Ce système politique mit en place dans le Rojava est très loin d’être parfait, il contient de nombreuses difficultés que les acteurs locaux tentent de résoudre, il ne faut pas l’idéaliser, cependant il est fondamentalement opposé aux structures oligarchiques, centralisatrices et autoritaristes du régime en place à Damas. On ne va quand même pas faire le reproche à des gens qui sont épris d’idéaux émancipateurs, authentiquement progressistes et démocratiques de ne pas s’être soumis dès le départ à un régime héréditaire mit en place par un dictateur militaire et dont la politique, depuis l’arrivée de Bachar, est favorable quasi exclusivement à la grande bourgeoisie syrienne. Il est logique que le PYD n’ait aucune sympathie pour ce régime, c’est comme l’eau et l’huile, ces deux systèmes sont incompatibles.

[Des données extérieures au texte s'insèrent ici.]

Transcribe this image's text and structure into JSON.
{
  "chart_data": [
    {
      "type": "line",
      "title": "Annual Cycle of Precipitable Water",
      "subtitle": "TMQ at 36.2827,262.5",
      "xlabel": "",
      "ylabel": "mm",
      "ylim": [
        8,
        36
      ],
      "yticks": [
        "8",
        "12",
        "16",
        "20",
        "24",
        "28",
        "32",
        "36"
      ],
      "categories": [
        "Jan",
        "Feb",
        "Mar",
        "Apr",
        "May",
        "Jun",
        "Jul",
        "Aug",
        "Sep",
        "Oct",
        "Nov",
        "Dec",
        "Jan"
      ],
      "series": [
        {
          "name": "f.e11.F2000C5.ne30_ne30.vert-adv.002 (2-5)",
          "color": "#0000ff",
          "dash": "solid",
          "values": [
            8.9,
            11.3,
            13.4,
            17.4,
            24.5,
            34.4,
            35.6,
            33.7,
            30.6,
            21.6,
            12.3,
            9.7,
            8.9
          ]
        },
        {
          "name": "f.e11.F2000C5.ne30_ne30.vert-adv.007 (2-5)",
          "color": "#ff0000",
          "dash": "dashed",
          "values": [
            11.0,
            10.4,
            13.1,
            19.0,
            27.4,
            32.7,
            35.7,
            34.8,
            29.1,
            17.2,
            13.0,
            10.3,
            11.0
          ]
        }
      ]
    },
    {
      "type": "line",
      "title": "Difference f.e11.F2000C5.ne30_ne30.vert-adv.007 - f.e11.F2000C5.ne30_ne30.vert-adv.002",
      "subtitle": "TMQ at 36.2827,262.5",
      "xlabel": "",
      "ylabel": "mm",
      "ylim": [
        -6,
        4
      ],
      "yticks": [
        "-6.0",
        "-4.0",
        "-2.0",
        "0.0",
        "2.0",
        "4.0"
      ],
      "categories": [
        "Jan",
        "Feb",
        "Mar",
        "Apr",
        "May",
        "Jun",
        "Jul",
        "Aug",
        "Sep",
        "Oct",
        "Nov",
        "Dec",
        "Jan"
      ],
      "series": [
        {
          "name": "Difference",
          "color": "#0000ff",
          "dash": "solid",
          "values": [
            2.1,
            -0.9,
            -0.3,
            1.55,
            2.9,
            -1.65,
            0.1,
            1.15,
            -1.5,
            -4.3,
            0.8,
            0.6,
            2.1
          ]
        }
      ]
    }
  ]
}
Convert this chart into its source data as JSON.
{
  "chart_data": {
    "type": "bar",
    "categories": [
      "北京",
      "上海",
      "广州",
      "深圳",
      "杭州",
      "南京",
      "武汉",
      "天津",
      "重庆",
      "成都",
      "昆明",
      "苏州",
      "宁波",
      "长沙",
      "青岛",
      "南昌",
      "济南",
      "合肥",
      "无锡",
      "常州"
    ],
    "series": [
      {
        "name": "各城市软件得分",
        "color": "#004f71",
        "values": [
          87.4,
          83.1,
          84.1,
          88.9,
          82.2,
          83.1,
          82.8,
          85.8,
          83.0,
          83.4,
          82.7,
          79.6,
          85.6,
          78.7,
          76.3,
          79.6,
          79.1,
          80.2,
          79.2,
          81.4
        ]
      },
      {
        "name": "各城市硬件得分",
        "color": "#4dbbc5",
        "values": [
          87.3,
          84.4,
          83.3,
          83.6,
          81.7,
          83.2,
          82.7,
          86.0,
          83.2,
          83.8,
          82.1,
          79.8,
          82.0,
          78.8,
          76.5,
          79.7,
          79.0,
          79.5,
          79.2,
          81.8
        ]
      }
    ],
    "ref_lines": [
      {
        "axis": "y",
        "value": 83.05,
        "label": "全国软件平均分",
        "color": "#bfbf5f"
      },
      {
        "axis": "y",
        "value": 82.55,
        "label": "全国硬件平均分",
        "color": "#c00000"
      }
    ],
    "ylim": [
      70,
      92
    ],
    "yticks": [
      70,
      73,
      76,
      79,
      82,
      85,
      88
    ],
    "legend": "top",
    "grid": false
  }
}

L’objectif stratégique du PYD était la mise en place en Syrie d’une architecture institutionnelle fédérale et décentralisatrice qui puisse permettre la survie du système qu’ils ont mis en place, et cela passe bien évidemment par une constitution qui octroierait une certaine autonomie aux zones qu’il contrôle. Au contraire, l’objectif de Damas est de ramener l’ensemble du territoire syrien dans le giron du régime. Le gouvernement syrien s’oppose donc naturellement à cette demande d’autonomie qu’il perçoit comme un danger et considère que le fédéralisme, dans un pays si divisé sur le plan communautaire et tribal, mènerait à une partition à court terme. Pour atteindre son objectif, le PYD était donc dans l’obligation d’engager un rapport de force avec les dirigeants syriens pour les contraindre à accepter cette autonomie. Pour que le rapport de force lui soit favorable, il fallait des gages territoriaux pour mieux négocier, pour gagner ces territoires il fallait une force militaire et pour avoir des armes il avait besoin des américains. Le PYD est très pragmatique, il savait très bien que les américains allaient l’ abandonner, il s’est servit des américains tout comme les américains se sont servi de lui ( les américains ont utilisé les FDS pour couper l’arc chiite), c’est une alliance tactique. La seule chose que les stratèges du PYD n’avaient pas prévu, c’est que les américains les abandonneraient si tôt, ils pensaient qu’ils ne les lâcheraient pas tant que les iraniens et les miliciens du Hezbollah seraient présents en Syrie, ça c’était une erreur de calcul mais elle était difficilement prévisible.

Voilà la raison pour laquelle les Kurdes ne pouvaient pas composer dès le départ avec Damas.